Other than the visual design, determining how a user will navigate a website is one of the more challenging creative tasks that you’ll face as a web designer. The main goal is to make people feel in control of the site and capable of getting around quickly and efficiently. Nothing is worse than a user feeling lost in your site.
To help people get around and stay
oriented, your navigation scheme must be a road map of the entire site, complete
with “you are here” signs.
Global navigation for
websites
Remember the famous line from the
1970s TV commercial: “How many licks does it take to get to the center of a
Tootsie Pop?” With candy, the more licks, the better. On the web, however, the
opposite is true: Users won’t find anything tasty about navigating through gobs
of pages. Your goal is to get users as quickly as you can to their desired
content.
The best way to reduce the number of
clicks is to provide your primary, secondary, and tertiary navigation sets on
each page of the site. This strategy, called global navigation, enables
people to quickly navigate from one main section to the next without needing to
retrace any steps. Additionally, it’s important that these navigation sets are
always located in the same place and do not change what they offer (swapping
navigation options in and out). This consistency provides a mental anchor for
the user.
Credit: © Apple, Inc.
Apple’s global navigation system
allows users to stay oriented and to quickly traverse from one section to the
next.
Section navigation
After users select a category from
the primary, secondary, or tertiary navigation group, they’re transported into
a section. Assuming that the section has a few levels of content within it, you
need a way to navigate through it. A typical practice is to reveal a set of section
navigation choices on the page. These choices are unique to their section,
but the region you select to display them is the same region used to display
section navigation for other areas of the site.
This section navigation design
reveals the first level of pages in the Products area of the website.
This section navigation design
reveals first- and second-level pages in the Products area.
Alternatively, you can display the
section navigation fully opened. The advantage is that users can quickly see
all the first- and second-level content with a section. The disadvantage is
that the navigation can take up a lot of room and may look cluttered and
overwhelming to the user.
Section navigation is often shown as
a drop-down menu as well as on the page itself.
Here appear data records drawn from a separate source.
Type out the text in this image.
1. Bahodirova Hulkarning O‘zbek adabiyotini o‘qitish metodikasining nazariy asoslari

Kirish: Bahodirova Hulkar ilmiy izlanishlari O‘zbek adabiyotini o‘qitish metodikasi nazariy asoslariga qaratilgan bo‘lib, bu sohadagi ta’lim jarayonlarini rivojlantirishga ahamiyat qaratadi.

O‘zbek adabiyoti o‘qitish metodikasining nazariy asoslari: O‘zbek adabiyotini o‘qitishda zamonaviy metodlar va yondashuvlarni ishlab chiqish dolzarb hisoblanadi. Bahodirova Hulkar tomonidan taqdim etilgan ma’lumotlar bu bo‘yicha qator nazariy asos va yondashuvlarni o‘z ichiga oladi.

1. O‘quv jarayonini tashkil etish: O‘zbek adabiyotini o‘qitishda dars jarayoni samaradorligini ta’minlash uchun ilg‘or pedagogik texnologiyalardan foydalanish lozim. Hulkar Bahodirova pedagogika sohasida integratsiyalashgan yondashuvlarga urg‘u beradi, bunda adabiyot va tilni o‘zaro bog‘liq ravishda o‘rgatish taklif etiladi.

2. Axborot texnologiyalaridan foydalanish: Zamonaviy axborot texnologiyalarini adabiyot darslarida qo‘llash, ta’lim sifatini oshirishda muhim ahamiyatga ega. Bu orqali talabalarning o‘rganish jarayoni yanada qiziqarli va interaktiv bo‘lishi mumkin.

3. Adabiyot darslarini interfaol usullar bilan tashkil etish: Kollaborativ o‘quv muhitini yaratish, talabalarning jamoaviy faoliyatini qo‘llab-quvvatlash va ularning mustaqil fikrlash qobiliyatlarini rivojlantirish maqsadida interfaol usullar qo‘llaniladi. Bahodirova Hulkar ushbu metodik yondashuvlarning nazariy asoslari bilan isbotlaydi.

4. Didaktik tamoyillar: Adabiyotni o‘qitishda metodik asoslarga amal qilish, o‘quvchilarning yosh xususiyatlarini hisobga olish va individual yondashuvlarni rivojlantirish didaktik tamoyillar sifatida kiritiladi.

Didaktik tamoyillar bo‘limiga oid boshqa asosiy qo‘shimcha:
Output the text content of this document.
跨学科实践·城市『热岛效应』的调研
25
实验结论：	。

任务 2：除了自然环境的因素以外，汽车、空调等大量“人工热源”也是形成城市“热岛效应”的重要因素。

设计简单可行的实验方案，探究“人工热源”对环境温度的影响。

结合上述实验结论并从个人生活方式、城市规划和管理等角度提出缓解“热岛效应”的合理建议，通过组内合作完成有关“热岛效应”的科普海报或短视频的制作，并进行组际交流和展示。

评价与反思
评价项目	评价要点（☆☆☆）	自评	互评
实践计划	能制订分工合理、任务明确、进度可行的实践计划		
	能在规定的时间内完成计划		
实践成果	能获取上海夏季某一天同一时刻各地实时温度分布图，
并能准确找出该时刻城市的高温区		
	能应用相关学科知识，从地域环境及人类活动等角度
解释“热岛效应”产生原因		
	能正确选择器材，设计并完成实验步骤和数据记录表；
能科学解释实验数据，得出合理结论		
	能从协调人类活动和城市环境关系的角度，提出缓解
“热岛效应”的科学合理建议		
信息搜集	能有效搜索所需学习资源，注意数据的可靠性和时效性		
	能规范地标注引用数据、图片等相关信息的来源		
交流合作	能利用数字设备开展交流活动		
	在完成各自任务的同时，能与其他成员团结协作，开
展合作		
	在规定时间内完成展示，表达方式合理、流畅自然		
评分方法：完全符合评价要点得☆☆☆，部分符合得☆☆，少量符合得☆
Typically, just the first level of
pages is shown, but flyout menus can provide quick access to
second-level pages. It is okay to have redundant section navigation, showing it
both on the page and including it as a drop-down menu in the global navigation
system.
Leaving a trail of
bread crumbs
If Hansel and Gretel can use a trail
of bread crumbs to find their way back through the forest, just think of what a
digital version of bread crumbs can do for visitors to your website. Bread
crumbs, as they’re actually called in the web-design industry, are text
links you leave in a trail that marks your steps as you go deep into a section.
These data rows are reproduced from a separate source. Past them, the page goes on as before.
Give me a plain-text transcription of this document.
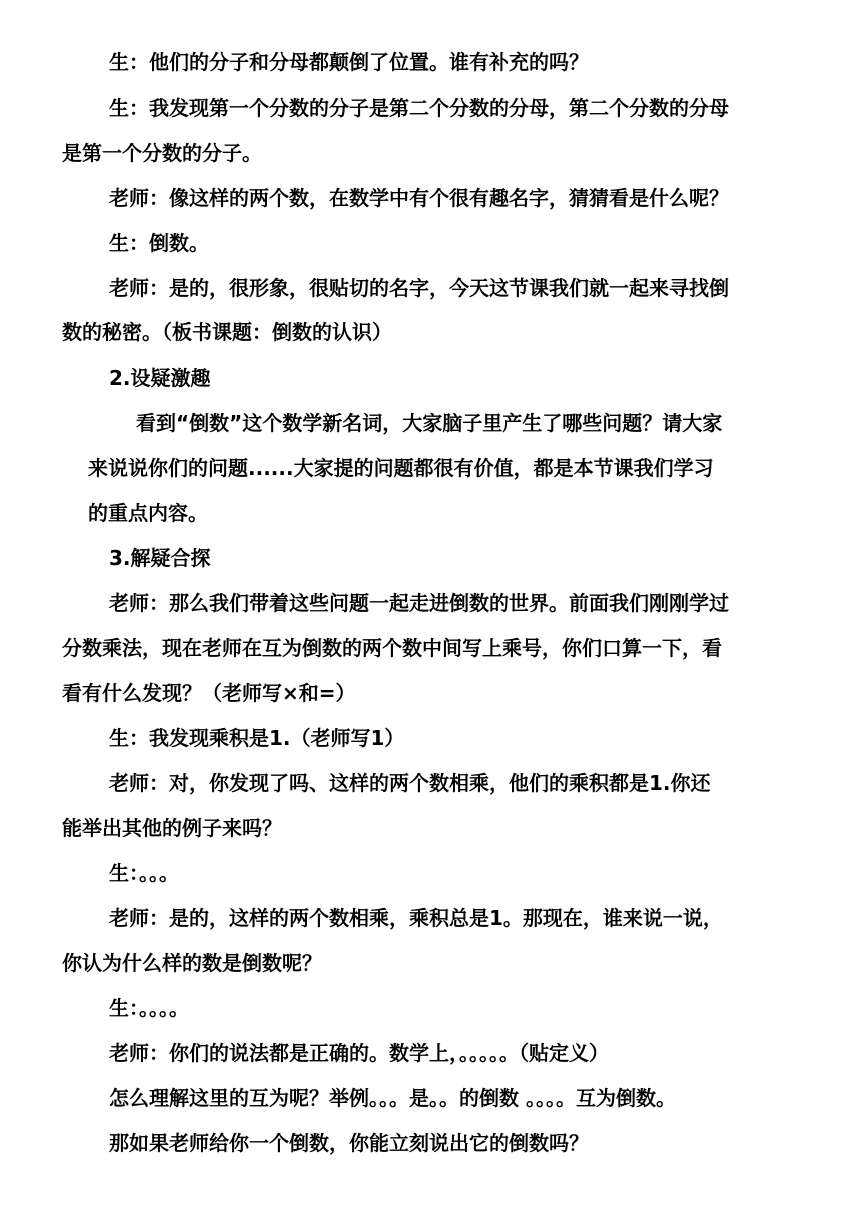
生：他们的分子和分母都颠倒了位置。谁有补充的吗？
生：我发现第一个分数的分子是第二个分数的分母，第二个分数的分母
是第一个分数的分子。
老师：像这样的两个数，在数学中有个很有趣名字，猜猜看是什么呢？
生：倒数。
老师：是的，很形象，很贴切的名字，今天这节课我们就一起来寻找倒
数的秘密。（板书课题：倒数的认识）
2.设疑激趣
看到“倒数”这个数学新名词，大家脑子里产生了哪些问题？请大家
来说说你们的问题......大家提的问题都很有价值，都是本节课我们学习
的重点内容。
3.解疑合探
老师：那么我们带着这些问题一起走进倒数的世界。前面我们刚刚学过
分数乘法，现在老师在互为倒数的两个数中间写上乘号，你们口算一下，看
看有什么发现？（老师写×和=）
生：我发现乘积是1.（老师写1）
老师：对，你发现了吗、这样的两个数相乘，他们的乘积都是1.你还
能举出其他的例子来吗？
生：。。。
老师：是的，这样的两个数相乘，乘积总是1。那现在，谁来说一说，
你认为什么样的数是倒数呢？
生：。。。。
老师：你们的说法都是正确的。数学上，。。。。。（贴定义）
怎么理解这里的互为呢？举例。。。是。。的倒数 。。。。互为倒数。
那如果老师给你一个倒数，你能立刻说出它的倒数吗？
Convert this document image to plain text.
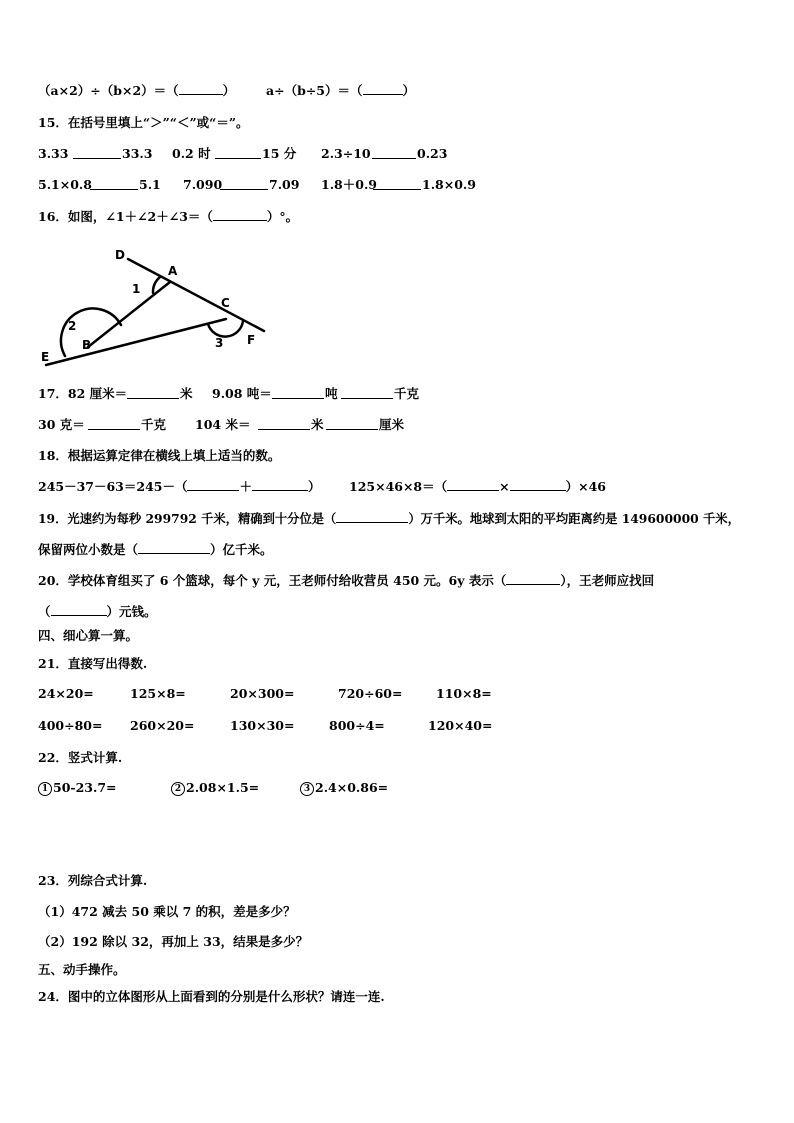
（a×2）÷（b×2）＝（	） a÷（b÷5）＝（	）
15．在括号里填上“＞”“＜”或“＝”。
3.33	33.3 0.2 时	15 分 2.3÷10	0.23
5.1×0.8	5.1 7.090	7.09 1.8＋0.9	1.8×0.9
16．如图，∠1＋∠2＋∠3＝（	）°。
D
A
C
F
E
B
1
2
3
17．82 厘米＝	米 9.08 吨＝	吨	千克
30 克＝	千克 104 米＝	米	厘米
18．根据运算定律在横线上填上适当的数。
245－37－63＝245－（	＋	） 125×46×8＝（	×	）×46
19．光速约为每秒 299792 千米，精确到十分位是（	）万千米。地球到太阳的平均距离约是 149600000 千米，
保留两位小数是（	）亿千米。
20．学校体育组买了 6 个篮球，每个 y 元，王老师付给收营员 450 元。6y 表示（	），王老师应找回
（	）元钱。
四、细心算一算。
21．直接写出得数.
24×20=	125×8=	20×300=	720÷60=	110×8=
400÷80= 260×20=	130×30=	800÷4=	120×40=
22．竖式计算.
1 50-23.7=	2 2.08×1.5=	3 2.4×0.86=
23．列综合式计算.
（1）472 减去 50 乘以 7 的积，差是多少？
（2）192 除以 32，再加上 33，结果是多少？
五、动手操作。
24．图中的立体图形从上面看到的分别是什么形状？请连一连.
This bread-crumb trail provides a convenient
way to retrace your steps in a site.
Bread crumbs are helpful to navigate
sites that have navigation that goes more than two levels deep within a
section. For example, if you use the section navigation to go down to a page
that has even more links on it, you are now diving into a third or fourth level
of the section’s hierarchy. It’s just not practical to display third- and
fourth-level navigation on the page. So the bread crumbs can simply record your
steps and get longer and longer as you dive deeper (hopefully no more than four
levels or you’re getting into the catacombs of the site!).
Each bread-crumb link provides a
quick way to retrace your steps back up the hierarchy. You don’t have to follow
the links in sequence; you can click any link in the trail to jump quickly back
to a different level in the hierarchy. The trail also gives you a good idea of
where you are in the site. Unlike with a global navigation scheme, however, you
cannot jump across to another section; you can only jump back to a level
within a section. Think of a bread-crumb system as the browser’s Back
button on steroids.
Graphically, the design convention
for a bread-crumb interface is to show each previous step as an active text
link followed by a character (arrow, colon, or pipe), all in a simple row. The
last entry at the end of the trail represents the current page you’re on, so it
should not be a link — and it should look different. If it were a link,
it would simply reload the page — not the ideal user experience.